Right now, running a task through the scheduler requires a manual insert request in the database of the scheduler. This is problematic because it makes local testing pretty hard. You need to import the task types from the production database, there aren't any default values that can be used easily. This is especially hard for newcomers that don't necessarily have access to the production database: they have to reverse-engineer the different task types and a useful default configuration, as we have no way to provide some default configuration for these tasks.
The proposed solution would be to have the workers automatically register the tasks they are able to execute with some default configuration/policy with sane defaults that are stored in the code.
When a worker starts, it will do an RPC request to the scheduler to say that he's able to execute a task with a given name, and will give its local default configuration.

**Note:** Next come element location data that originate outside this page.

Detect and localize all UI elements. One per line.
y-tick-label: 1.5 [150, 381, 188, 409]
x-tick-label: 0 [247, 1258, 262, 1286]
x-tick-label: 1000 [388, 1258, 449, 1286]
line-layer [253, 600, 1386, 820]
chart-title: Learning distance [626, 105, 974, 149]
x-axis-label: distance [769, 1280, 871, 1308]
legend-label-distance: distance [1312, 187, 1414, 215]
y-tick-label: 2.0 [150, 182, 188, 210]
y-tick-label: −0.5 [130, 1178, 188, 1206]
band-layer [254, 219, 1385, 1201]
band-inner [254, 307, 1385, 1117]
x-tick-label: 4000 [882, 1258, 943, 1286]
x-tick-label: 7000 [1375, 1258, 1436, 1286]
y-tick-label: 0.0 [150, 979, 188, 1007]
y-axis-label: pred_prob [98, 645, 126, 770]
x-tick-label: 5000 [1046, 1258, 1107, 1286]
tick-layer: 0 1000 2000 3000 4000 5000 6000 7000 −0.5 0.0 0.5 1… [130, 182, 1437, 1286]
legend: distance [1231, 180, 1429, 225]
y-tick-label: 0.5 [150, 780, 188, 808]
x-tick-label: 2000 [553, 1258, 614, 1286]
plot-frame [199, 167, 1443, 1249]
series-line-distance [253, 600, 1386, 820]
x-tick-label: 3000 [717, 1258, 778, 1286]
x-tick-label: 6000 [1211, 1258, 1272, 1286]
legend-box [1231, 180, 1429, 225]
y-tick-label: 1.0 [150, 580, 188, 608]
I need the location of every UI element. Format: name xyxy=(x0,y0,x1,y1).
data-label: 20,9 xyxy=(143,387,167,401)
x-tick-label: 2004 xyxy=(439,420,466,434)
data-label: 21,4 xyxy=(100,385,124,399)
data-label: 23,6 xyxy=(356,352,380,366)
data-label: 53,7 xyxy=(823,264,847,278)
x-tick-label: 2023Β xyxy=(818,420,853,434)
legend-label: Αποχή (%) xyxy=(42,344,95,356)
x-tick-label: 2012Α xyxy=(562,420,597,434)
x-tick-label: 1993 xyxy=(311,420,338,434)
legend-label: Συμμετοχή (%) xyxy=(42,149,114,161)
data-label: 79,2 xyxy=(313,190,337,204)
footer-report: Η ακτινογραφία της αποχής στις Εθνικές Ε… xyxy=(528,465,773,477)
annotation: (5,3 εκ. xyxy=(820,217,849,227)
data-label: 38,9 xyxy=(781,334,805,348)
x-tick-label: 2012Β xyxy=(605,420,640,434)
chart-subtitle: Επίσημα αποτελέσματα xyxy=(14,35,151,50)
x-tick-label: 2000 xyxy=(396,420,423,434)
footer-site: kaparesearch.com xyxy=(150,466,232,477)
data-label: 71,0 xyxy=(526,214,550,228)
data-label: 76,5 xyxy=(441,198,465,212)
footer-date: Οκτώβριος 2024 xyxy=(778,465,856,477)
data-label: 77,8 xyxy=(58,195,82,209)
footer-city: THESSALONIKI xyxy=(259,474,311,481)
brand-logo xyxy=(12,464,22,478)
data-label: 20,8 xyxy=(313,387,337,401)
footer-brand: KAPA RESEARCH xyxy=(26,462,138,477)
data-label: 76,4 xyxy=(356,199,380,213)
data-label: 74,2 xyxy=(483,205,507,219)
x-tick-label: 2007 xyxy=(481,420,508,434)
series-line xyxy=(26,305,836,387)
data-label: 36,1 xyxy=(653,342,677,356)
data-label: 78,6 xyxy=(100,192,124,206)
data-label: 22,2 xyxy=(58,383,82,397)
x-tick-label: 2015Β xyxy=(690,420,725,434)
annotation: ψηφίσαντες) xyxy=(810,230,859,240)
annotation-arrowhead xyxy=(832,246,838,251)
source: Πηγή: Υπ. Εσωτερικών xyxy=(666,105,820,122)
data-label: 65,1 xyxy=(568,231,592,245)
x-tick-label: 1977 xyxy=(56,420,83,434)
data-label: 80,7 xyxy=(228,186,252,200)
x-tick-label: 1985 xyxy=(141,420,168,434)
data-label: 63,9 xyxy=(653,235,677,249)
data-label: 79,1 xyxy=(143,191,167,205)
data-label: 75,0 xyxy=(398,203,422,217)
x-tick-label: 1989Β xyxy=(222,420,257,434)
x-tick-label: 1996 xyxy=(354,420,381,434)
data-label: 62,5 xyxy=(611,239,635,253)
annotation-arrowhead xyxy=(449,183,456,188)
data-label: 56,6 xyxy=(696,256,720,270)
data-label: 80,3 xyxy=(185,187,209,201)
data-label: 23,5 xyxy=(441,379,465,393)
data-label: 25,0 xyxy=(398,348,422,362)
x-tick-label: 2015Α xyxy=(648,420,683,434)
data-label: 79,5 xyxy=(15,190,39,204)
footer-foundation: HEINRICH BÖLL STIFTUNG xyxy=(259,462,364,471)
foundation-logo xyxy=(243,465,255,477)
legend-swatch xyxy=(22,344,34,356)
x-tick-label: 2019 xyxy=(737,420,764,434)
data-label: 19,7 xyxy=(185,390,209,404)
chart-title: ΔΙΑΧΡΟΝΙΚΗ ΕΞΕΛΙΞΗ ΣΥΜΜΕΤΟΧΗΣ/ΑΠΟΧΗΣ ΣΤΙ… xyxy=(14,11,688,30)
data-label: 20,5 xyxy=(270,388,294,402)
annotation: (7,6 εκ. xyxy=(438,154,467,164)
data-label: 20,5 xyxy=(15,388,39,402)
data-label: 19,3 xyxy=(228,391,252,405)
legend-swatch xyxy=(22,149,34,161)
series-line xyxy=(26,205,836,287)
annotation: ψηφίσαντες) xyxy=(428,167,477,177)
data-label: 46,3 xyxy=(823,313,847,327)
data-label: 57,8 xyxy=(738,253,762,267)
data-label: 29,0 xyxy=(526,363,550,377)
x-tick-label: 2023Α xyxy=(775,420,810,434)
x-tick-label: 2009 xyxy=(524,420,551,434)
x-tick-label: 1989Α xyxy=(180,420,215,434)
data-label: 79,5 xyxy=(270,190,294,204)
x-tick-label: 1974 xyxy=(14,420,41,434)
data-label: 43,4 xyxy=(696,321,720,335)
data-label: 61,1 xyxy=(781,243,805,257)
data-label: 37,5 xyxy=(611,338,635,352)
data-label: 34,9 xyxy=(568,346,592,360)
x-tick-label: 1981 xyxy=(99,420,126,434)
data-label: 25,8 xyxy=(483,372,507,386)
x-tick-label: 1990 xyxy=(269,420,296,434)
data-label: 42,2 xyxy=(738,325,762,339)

If the scheduler doesn't already have this task registered, it will register it with the given configuration, else it will just return the current configuration.
After the return of the RPC call, if the configuration returned by the scheduler doesn't match the configuration that was sent to it for the registration, we will issue a warning that the configuration "in code" doesn't match the one in database, and that a manual intervention is required. This is to avoid getting too much out of sync between the code and the default configuration, that should eventually tend to match.
This automatic registration allows us to keep the flexibility of being able to edit the policies of tasks that have already been registered without restarting the services, while allowing a "drop-in" scheduling mechanism that will make life of newcomers easier and writing new services much more elegant.